Açıkçası, sırf keyfimiz için bir hayvanı yapay seçilimle geliştirmek, üretmek ve görünüşüne göre sevip korumak zalimce değil mi?
Bu sorunun çözümü için yönetmelik ya da yasalarda değişiklikler önerilebilir. Sonu yok… Açıkçası itlaf da çözüm olabilir mi? Emin değilim. İtlafa kapı açan bir yasa çıksa bu operasyon nasıl yönetilecek? Köpek sayısı şikayet edilen kadar yüksekse – ki bana kalırsa, imkanları kısıtlı hayvan dernekleri dahil kimse bu sayımı adamakıllı yapamıyor – itlaf için bile büyük bir seferberlik olması gerek…
Kendi adıma şunu açık yüreklilikle söyleyebilirim: Toplum yararına olduğu sürece köpekleri ya da başka hayvanları öldürmenin merhametsizlik, zulüm veya cinayet olduğu görüşünde değilim. Hayvanları zaten öldürüyoruz. “Ama onlar zaten beslenmek için…” gibi kibar gerekçelerle… Yalnız köpekleri itlaf etmeye kalktığımızda buna içtenlikle üzülecek çok insan var, o insanların hakkını gözetmek durumundayız.
Ama bu meselede asıl sorun tarafları bir ortak karar almaya ikna etmek. Bir taraf köpeklerin sokaklardan kesin olarak toplanmasını istiyor. İtlaf, barınak çözüm ne olacaksa… Geçmişteki kısırlaştırma planı da adam gibi uygulanmadığından, şikayetçi kesimi ikna etmek zor görünüyor. Öteki taraf köpeklerin toplanmasının facia olacağı görüşünde, çünkü geçmişteki barınak deneyimi ortada. İtlaf konusunu ise düşünmek bile istemiyorlar.

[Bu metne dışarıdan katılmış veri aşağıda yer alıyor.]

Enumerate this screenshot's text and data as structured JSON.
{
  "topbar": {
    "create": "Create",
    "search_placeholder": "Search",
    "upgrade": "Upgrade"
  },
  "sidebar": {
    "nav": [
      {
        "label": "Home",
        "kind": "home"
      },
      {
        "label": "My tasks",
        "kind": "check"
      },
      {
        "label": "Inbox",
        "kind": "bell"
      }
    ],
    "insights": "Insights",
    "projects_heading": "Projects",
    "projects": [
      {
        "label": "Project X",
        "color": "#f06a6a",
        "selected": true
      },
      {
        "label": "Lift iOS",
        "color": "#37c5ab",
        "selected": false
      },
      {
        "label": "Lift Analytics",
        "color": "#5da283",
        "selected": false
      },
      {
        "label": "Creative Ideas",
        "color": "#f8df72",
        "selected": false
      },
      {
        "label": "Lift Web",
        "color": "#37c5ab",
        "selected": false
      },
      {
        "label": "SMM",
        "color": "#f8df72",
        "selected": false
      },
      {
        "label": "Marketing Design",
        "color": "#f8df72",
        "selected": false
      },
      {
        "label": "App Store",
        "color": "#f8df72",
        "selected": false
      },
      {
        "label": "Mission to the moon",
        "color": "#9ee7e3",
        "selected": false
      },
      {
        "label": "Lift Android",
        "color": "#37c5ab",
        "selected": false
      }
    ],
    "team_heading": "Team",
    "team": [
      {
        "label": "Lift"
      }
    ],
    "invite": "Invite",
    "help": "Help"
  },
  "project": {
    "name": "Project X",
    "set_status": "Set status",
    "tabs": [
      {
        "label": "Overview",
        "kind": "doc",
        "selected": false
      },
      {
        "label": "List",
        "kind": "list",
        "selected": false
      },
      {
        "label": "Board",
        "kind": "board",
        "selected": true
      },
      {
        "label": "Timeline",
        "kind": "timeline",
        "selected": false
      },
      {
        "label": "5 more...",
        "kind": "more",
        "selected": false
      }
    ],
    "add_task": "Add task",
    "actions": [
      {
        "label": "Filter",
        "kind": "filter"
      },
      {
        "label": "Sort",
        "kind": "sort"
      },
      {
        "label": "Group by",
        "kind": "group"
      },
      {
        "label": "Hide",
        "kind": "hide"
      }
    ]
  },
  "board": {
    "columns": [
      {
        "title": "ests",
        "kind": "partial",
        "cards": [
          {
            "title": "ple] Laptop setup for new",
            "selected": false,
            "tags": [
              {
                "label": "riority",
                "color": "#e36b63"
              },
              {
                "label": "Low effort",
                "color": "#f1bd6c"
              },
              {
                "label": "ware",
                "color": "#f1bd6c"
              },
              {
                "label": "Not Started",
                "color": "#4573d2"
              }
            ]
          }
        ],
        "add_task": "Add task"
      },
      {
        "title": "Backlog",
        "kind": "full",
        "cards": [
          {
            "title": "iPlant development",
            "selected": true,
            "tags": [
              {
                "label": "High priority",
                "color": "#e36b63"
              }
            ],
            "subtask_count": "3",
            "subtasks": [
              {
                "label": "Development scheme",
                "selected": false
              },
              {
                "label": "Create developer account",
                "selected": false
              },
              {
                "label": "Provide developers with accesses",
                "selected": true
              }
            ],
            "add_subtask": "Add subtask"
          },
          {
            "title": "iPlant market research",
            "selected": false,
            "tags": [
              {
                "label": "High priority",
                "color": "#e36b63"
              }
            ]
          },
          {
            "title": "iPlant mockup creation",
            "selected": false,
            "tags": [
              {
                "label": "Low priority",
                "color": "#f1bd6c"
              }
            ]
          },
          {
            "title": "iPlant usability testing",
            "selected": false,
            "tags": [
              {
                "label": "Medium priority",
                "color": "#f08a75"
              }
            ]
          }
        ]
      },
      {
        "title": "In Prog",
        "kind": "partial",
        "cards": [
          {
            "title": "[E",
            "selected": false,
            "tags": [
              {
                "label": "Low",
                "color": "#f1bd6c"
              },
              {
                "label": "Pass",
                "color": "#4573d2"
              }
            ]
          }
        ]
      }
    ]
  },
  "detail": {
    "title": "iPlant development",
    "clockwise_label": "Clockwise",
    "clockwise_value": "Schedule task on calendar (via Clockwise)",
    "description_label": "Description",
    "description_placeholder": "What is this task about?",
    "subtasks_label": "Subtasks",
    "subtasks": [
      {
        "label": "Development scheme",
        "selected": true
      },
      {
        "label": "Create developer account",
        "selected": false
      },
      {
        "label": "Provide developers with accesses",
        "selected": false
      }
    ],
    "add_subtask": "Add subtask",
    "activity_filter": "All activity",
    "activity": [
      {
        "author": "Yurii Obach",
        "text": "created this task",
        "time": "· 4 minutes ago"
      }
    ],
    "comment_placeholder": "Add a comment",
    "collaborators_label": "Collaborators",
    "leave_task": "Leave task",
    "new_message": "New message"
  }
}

Toplum bir ortak karara varabilir mi? Şimdilik birbirlerine hakaret etmekle meşguller. Karşılarındakini cani ya da itperest olarak yaftalayıp küfürleşiyorlar. Belki bu mesele Survivor’da çözülebilir; olmaz mı?
Aslında karşımızda hayvan sorunundan öte toplumsal bir sınav var. Taraflar birbirini dinleyebilecek mi? Tam ikna olmasalar bile makul bir çözümde buluşabilecek mi?
Bu, tam anlamıyla toplumun devletsiz çözebileceği bir sorun… Bence sorunun çözümünde gönüllülerin ne kadar aktif olacağı, ne kadar istekli, sorumlu ve ilgili davranacağı belirleyici olacak. Sahiplenme, bakım ve sokakların güvenliği konusunda somut anlamda ortaya koydukları irade sonucu belirleyecek.
Gerçi işi gücü bırakıp sadece bununla uğraşsalar bile Türkiye’deki bir avuç “hakiki” hayvansever ne yapabilir? Bilmiyorum.
Yoksa belediyelere kalırsa, birkaç sosyal medya paylaşımına yetecek kadar içerik üretip sessizce kenara çekilecekler. Sokaklarda köpek sayısı tahammülfersa bir hal alınca da sürek avı başlayacak.